Take a look at just one of gulp's dependencies (and arguably one of the most important) vinyl-fs which it uses for file watching. This is the actual chain of abstractions for the file watching functionality in gulp.

vinyl-fs < glob-watcher < gaze < graceful-fs

    * gulp.watch uses vfs.watch provided by vinyl-fs

    * vfs.watch is actually just glob-watcher (lol)

    * glob-watcher is a simple 20 line wrapper around gaze watch

    * gaze uses graceful-fs to watch full paths
4 levels of library abstraction for file watching.

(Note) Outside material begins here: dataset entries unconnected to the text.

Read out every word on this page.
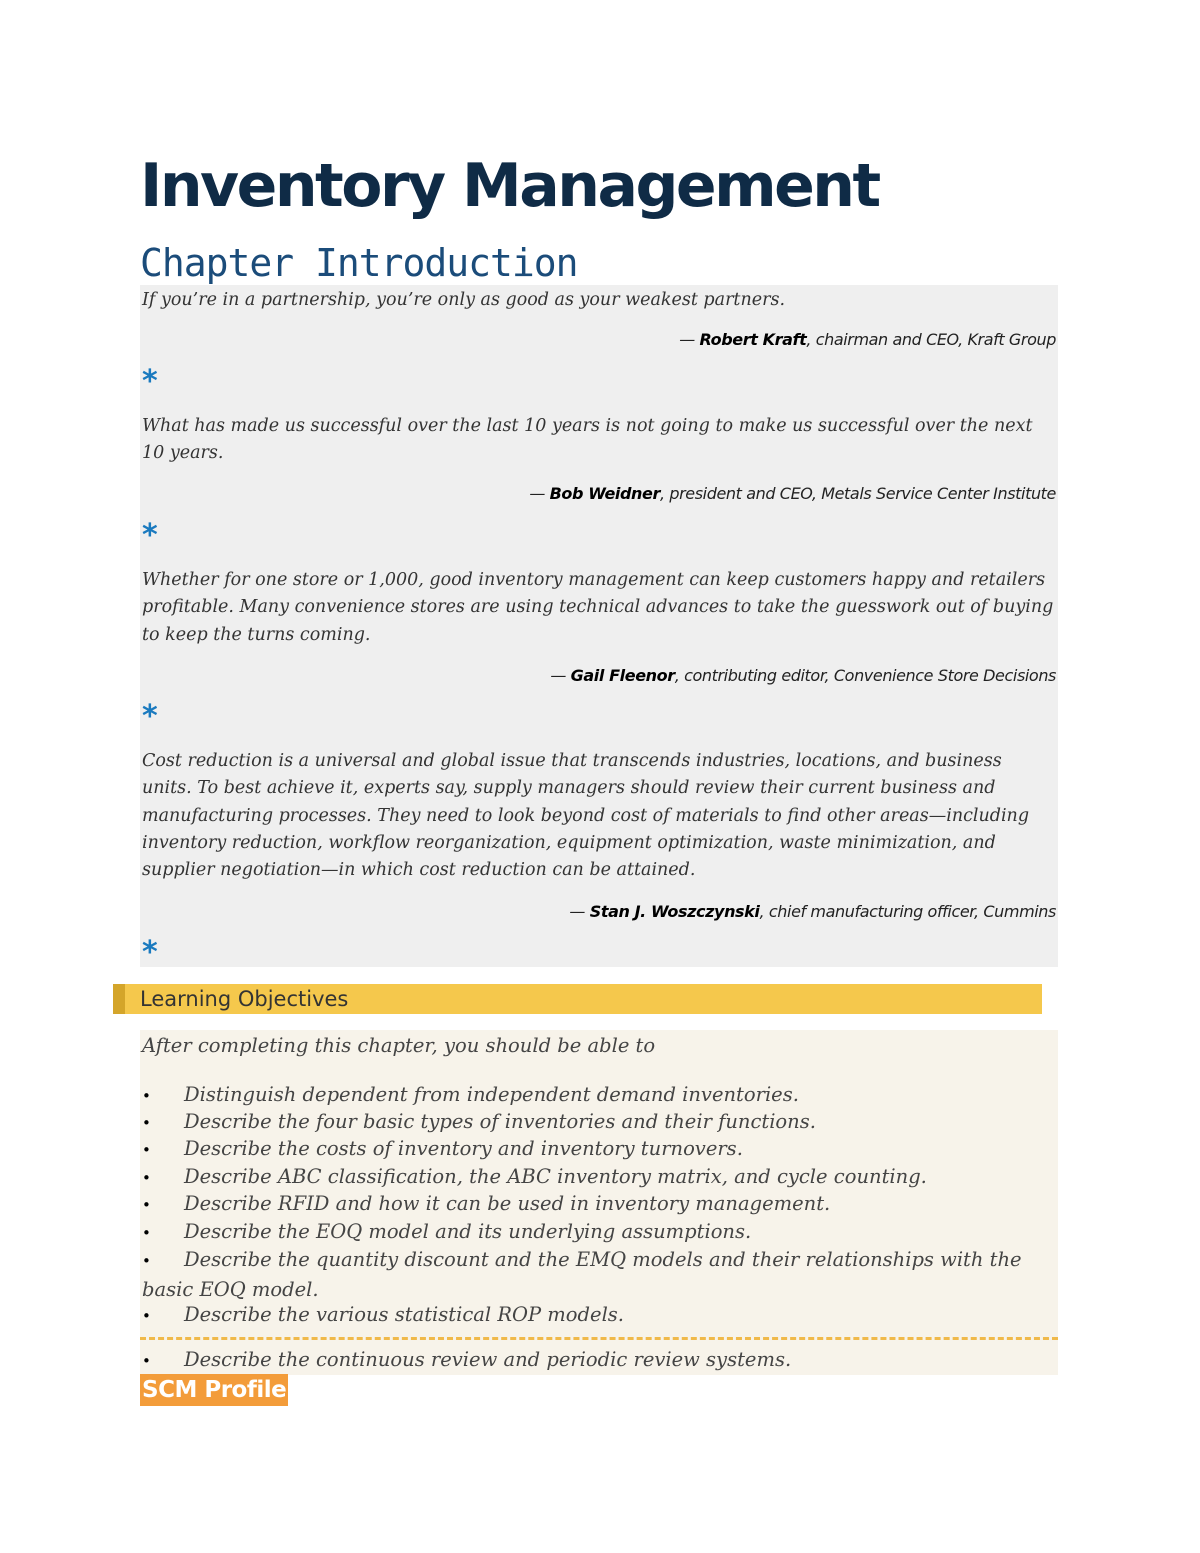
Inventory Management
Chapter Introduction

If you’re in a partnership, you’re only as good as your weakest partners.

— Robert Kraft, chairman and CEO, Kraft Group
*

What has made us successful over the last 10 years is not going to make us successful over the next 10 years.

— Bob Weidner, president and CEO, Metals Service Center Institute
*

Whether for one store or 1,000, good inventory management can keep customers happy and retailers profitable. Many convenience stores are using technical advances to take the guesswork out of buying to keep the turns coming.

— Gail Fleenor, contributing editor, Convenience Store Decisions
*

Cost reduction is a universal and global issue that transcends industries, locations, and business units. To best achieve it, experts say, supply managers should review their current business and manufacturing processes. They need to look beyond cost of materials to find other areas—including inventory reduction, workflow reorganization, equipment optimization, waste minimization, and supplier negotiation—in which cost reduction can be attained.

— Stan J. Woszczynski, chief manufacturing officer, Cummins
*
Learning Objectives

After completing this chapter, you should be able to

• Distinguish dependent from independent demand inventories.
• Describe the four basic types of inventories and their functions.
• Describe the costs of inventory and inventory turnovers.
• Describe ABC classification, the ABC inventory matrix, and cycle counting.
• Describe RFID and how it can be used in inventory management.
• Describe the EOQ model and its underlying assumptions.
• Describe the quantity discount and the EMQ models and their relationships with the basic EOQ model.
• Describe the various statistical ROP models.
• Describe the continuous review and periodic review systems.
SCM Profile
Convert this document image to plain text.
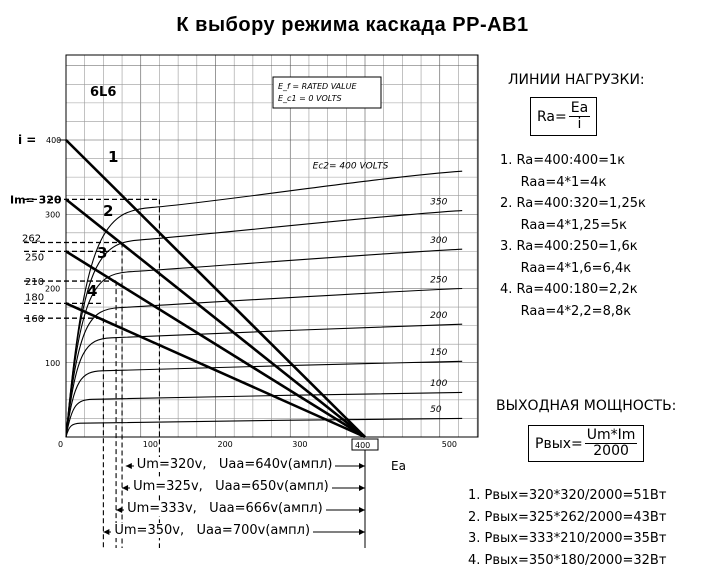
К выбору режима каскада РР-АВ1
Ec2= 400 VOLTS
350
300
250
200
150
100
50
1
2
3
4
0	100	200	300	500
100
200
300
400
6L6	E_f = RATED VALUE
E_c1 = 0 VOLTS
i =
Im= 320
262
250
210
180
160
400
Ea
ЛИНИИ НАГРУЗКИ:
$Ra= \frac{Ea}{i}$
1. Ra=400:400=1к
Raa=4*1=4к
2. Ra=400:320=1,25к
Raa=4*1,25=5к
3. Ra=400:250=1,6к
Raa=4*1,6=6,4к
4. Ra=400:180=2,2к
Raa=4*2,2=8,8к
ВЫХОДНАЯ МОЩНОСТЬ:
Рвых= $\frac{Um*Im}{2000}$
1. Рвых=320*320/2000=51Вт
2. Рвых=325*262/2000=43Вт
3. Рвых=333*210/2000=35Вт
4. Рвых=350*180/2000=32Вт
Um=320v,   Uaa=640v(ампл)
Um=325v,   Uaa=650v(ампл)
Um=333v,   Uaa=666v(ампл)
Um=350v,   Uaa=700v(ампл)
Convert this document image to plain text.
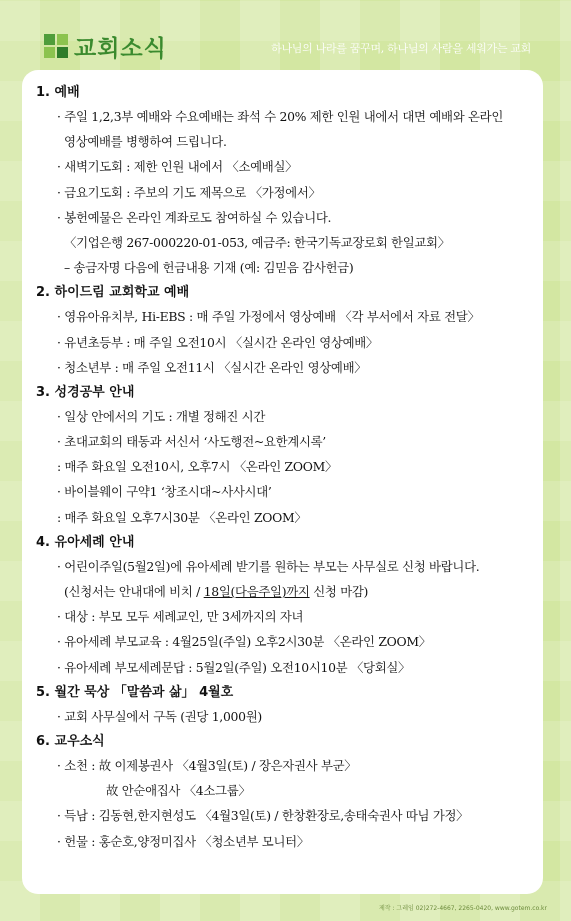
교회소식	하나님의 나라를 꿈꾸며, 하나님의 사람을 세워가는 교회
1. 예배
· 주일 1,2,3부 예배와 수요예배는 좌석 수 20% 제한 인원 내에서 대면 예배와 온라인
영상예배를 병행하여 드립니다.
· 새벽기도회 : 제한 인원 내에서 〈소예배실〉
· 금요기도회 : 주보의 기도 제목으로 〈가정에서〉
· 봉헌예물은 온라인 계좌로도 참여하실 수 있습니다.
〈기업은행 267-000220-01-053, 예금주: 한국기독교장로회 한일교회〉
– 송금자명 다음에 헌금내용 기재 (예: 김믿음 감사헌금)
2. 하이드림 교회학교 예배
· 영유아유치부, Hi-EBS : 매 주일 가정에서 영상예배 〈각 부서에서 자료 전달〉
· 유년초등부 : 매 주일 오전10시 〈실시간 온라인 영상예배〉
· 청소년부 : 매 주일 오전11시 〈실시간 온라인 영상예배〉
3. 성경공부 안내
· 일상 안에서의 기도 : 개별 정해진 시간
· 초대교회의 태동과 서신서 ‘사도행전~요한계시록’
: 매주 화요일 오전10시, 오후7시 〈온라인 ZOOM〉
· 바이블웨이 구약1 ‘창조시대~사사시대’
: 매주 화요일 오후7시30분 〈온라인 ZOOM〉
4. 유아세례 안내
· 어린이주일(5월2일)에 유아세례 받기를 원하는 부모는 사무실로 신청 바랍니다.
(신청서는 안내대에 비치 / 18일(다음주일)까지 신청 마감)
· 대상 : 부모 모두 세례교인, 만 3세까지의 자녀
· 유아세례 부모교육 : 4월25일(주일) 오후2시30분 〈온라인 ZOOM〉
· 유아세례 부모세례문답 : 5월2일(주일) 오전10시10분 〈당회실〉
5. 월간 묵상 「말씀과 삶」 4월호
· 교회 사무실에서 구독 (권당 1,000원)
6. 교우소식
· 소천 : 故 이제봉권사 〈4월3일(토) / 장은자권사 부군〉
故 안순애집사 〈4소그룹〉
· 득남 : 김동현,한지현성도 〈4월3일(토) / 한창환장로,송태숙권사 따님 가정〉
· 헌물 : 홍순호,양정미집사 〈청소년부 모니터〉
제작 : 그레임 02)272-4667, 2265-0420, www.gotem.co.kr
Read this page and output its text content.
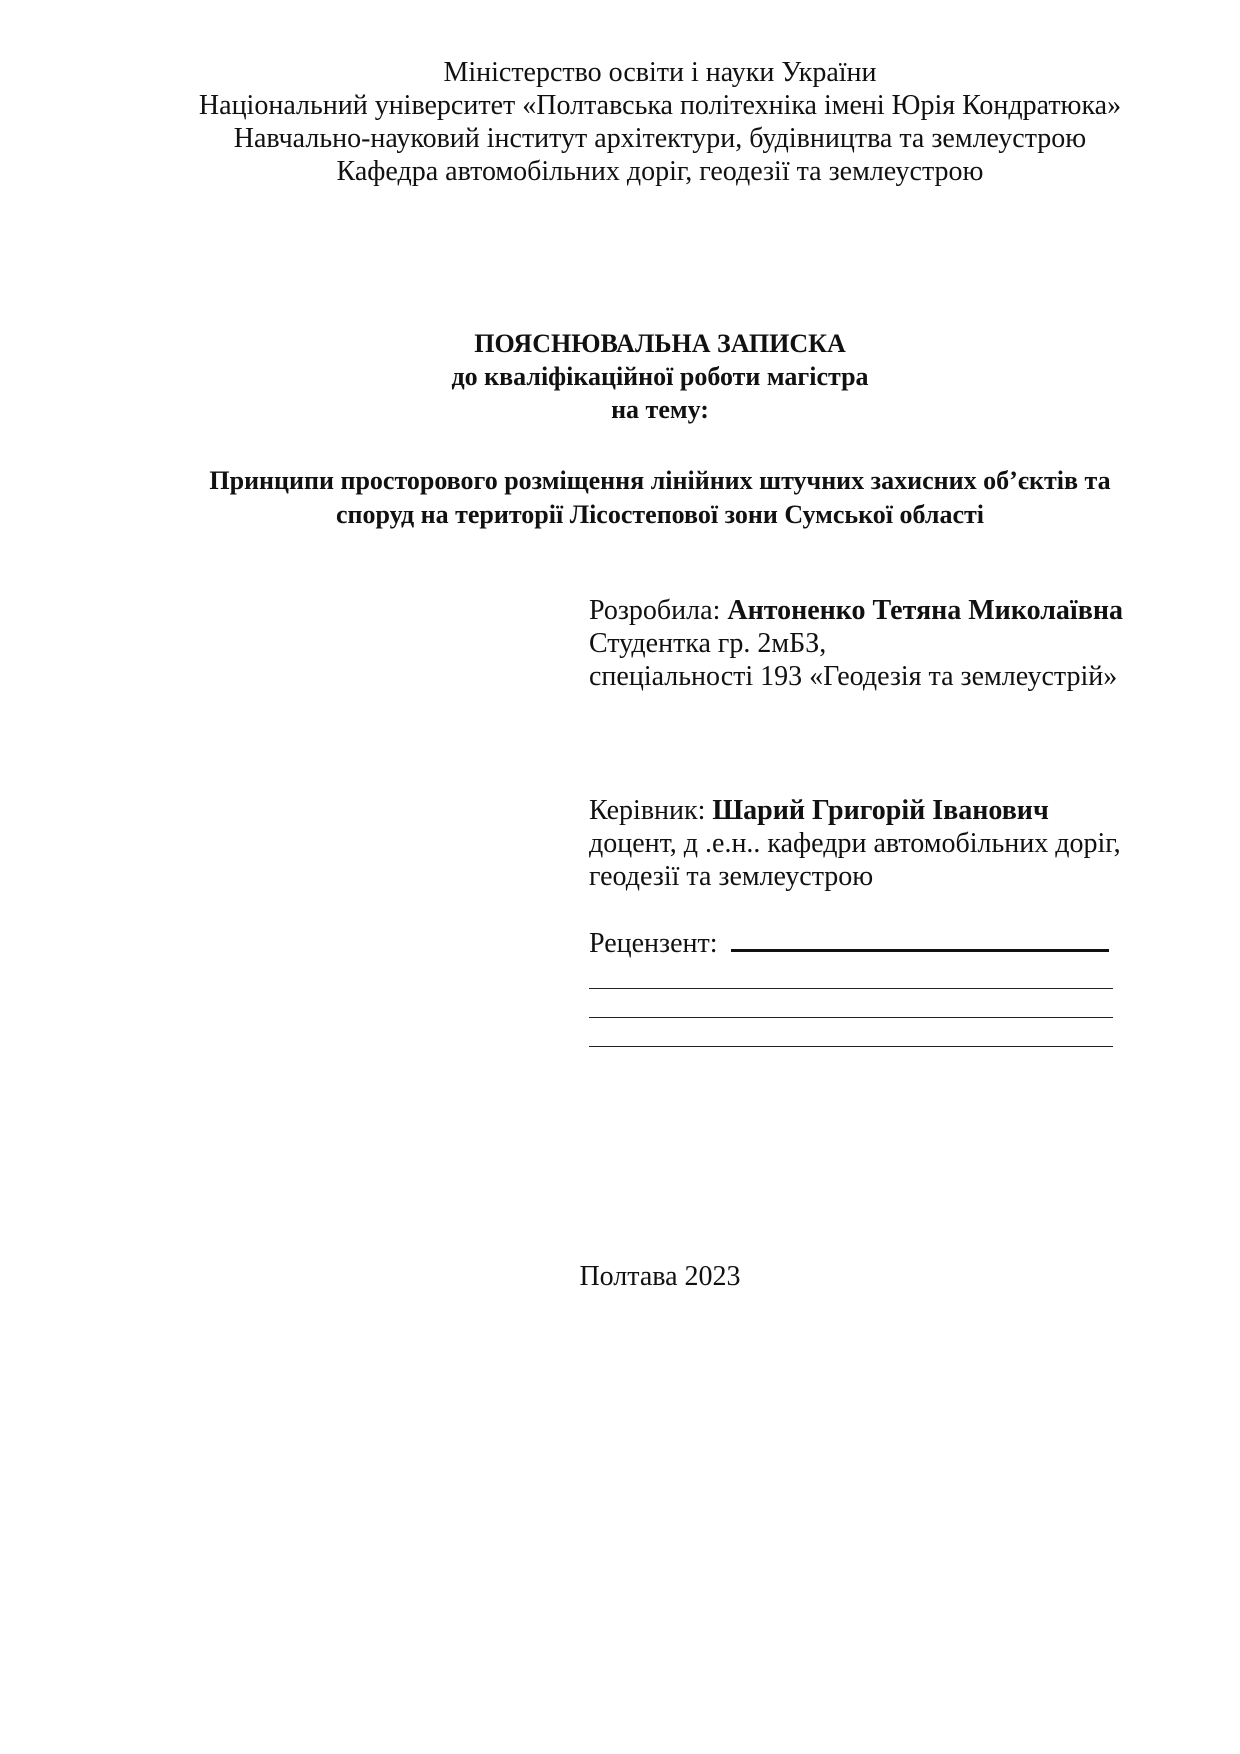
Міністерство освіти і науки України
Національний університет «Полтавська політехніка імені Юрія Кондратюка»
Навчально-науковий інститут архітектури, будівництва та землеустрою
Кафедра автомобільних доріг, геодезії та землеустрою
ПОЯСНЮВАЛЬНА ЗАПИСКА
до кваліфікаційної роботи магістра
на тему:
Принципи просторового розміщення лінійних штучних захисних об’єктів та
споруд на території Лісостепової зони Сумської області
Розробила: Антоненко Тетяна Миколаївна
Студентка гр. 2мБЗ,
спеціальності 193 «Геодезія та землеустрій»
Керівник: Шарий Григорій Іванович
доцент, д .е.н.. кафедри автомобільних доріг,
геодезії та землеустрою
Рецензент:
Полтава 2023
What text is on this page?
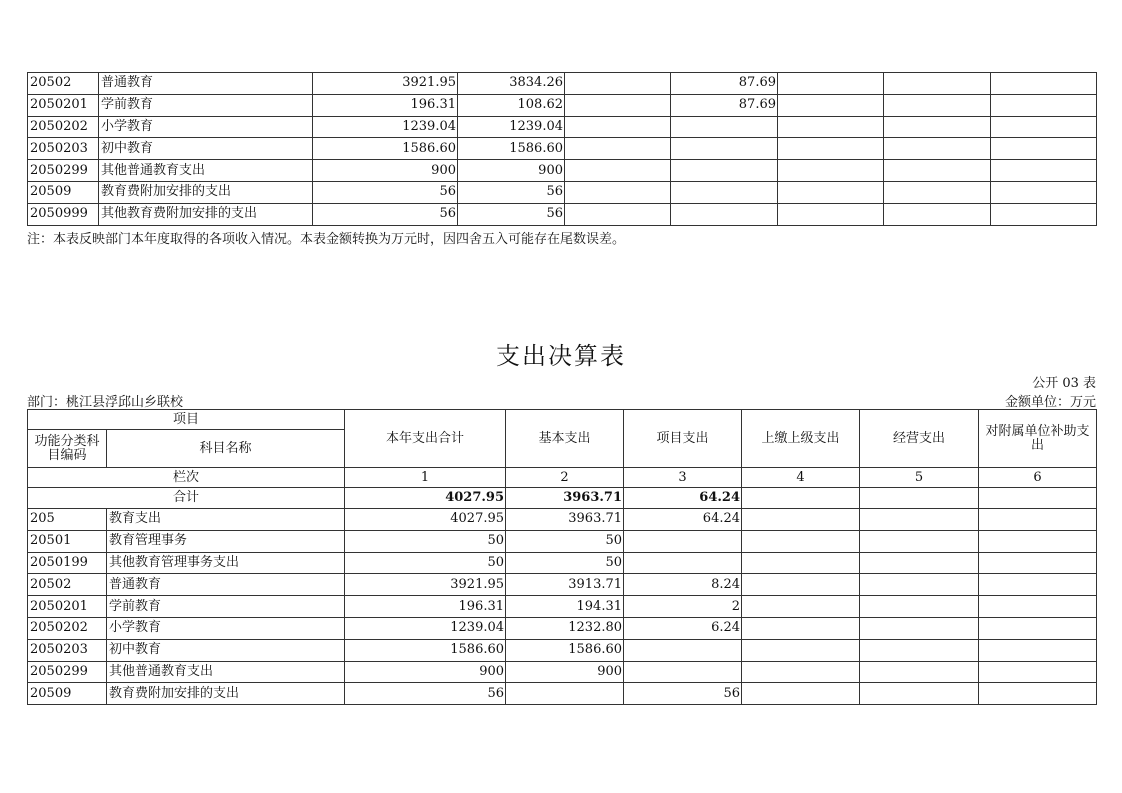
20502	普通教育	3921.95	3834.26		87.69			
2050201	学前教育	196.31	108.62		87.69			
2050202	小学教育	1239.04	1239.04					
2050203	初中教育	1586.60	1586.60					
2050299	其他普通教育支出	900	900					
20509	教育费附加安排的支出	56	56					
2050999	其他教育费附加安排的支出	56	56					
注：本表反映部门本年度取得的各项收入情况。本表金额转换为万元时，因四舍五入可能存在尾数误差。
支出决算表
公开 03 表
部门：桃江县浮邱山乡联校	金额单位：万元
项目		本年支出合计	基本支出	项目支出	上缴上级支出	经营支出	对附属单位补助支出
功能分类科目编码	科目名称						
栏次		1	2	3	4	5	6
合计		4027.95	3963.71	64.24			
205	教育支出	4027.95	3963.71	64.24			
20501	教育管理事务	50	50				
2050199	其他教育管理事务支出	50	50				
20502	普通教育	3921.95	3913.71	8.24			
2050201	学前教育	196.31	194.31	2			
2050202	小学教育	1239.04	1232.80	6.24			
2050203	初中教育	1586.60	1586.60				
2050299	其他普通教育支出	900	900				
20509	教育费附加安排的支出	56		56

Something that the built-in fs.watch handles natively.

Here's the actual description of the gaze library "A globbing fs.watch wrapper built from the best parts of other fine watch libs."

Yet apparently that wasn't enough as the gulp authors had to toss in 2 more layers on top of it. And at the end of the day gulp still sucks for watching files on linux.

I understand that there are other pieces of vfs that are being used by gulp...but it still doesn't make any sense to me how there can be SOOO many accepted libraries dealing with just file watching. And instead of making a pull request for new features on existing libraries, developers are just building other libraries around them to do what they want.

There's so much fragmentation in the JS world and no one can seem to ever agree to work together on anything. In comparison, in the Python world there's pretty much one agreed upon library for something like file watching "watchdog". There are alternatives but it stands out above all the rest.

3 comments

fs.watch actually doesn't work just fine, not sure what gave you that impression. We went with the best file watcher that was around at the time because we didn't feel the need to write our own. The layers of abstraction are there so other people can make use of them as modules. We are (and have been) evaluating other solutions for file watching but gaze is still the best option for us to use under the hood.
I've been stuck in file watching hell before... CHOKIDAR!!!!!

I actually had a really interesting conversation with Bert Belder about some of the lower level problem with file watching. It came up that perhaps there could be a working group around fixing this issue.

The problem with file watching in JS land isn't the libraries, its node. I'll point you at the documentation [1]. fs.watch is inconsistent, unreliable, unperformant on certain platforms, and a layer too low for most applications. For that matter, npm is worlds better than python which is why you don't tend to see crazy dependency graphs in python.

[1] https://nodejs.org/api/fs.html#fs_caveats

I think the deep dependency graphs enabled by npm and a community rigorously embracing semver are fantastically exciting. I'm of the opinion that it is one of the platform's biggest strengths.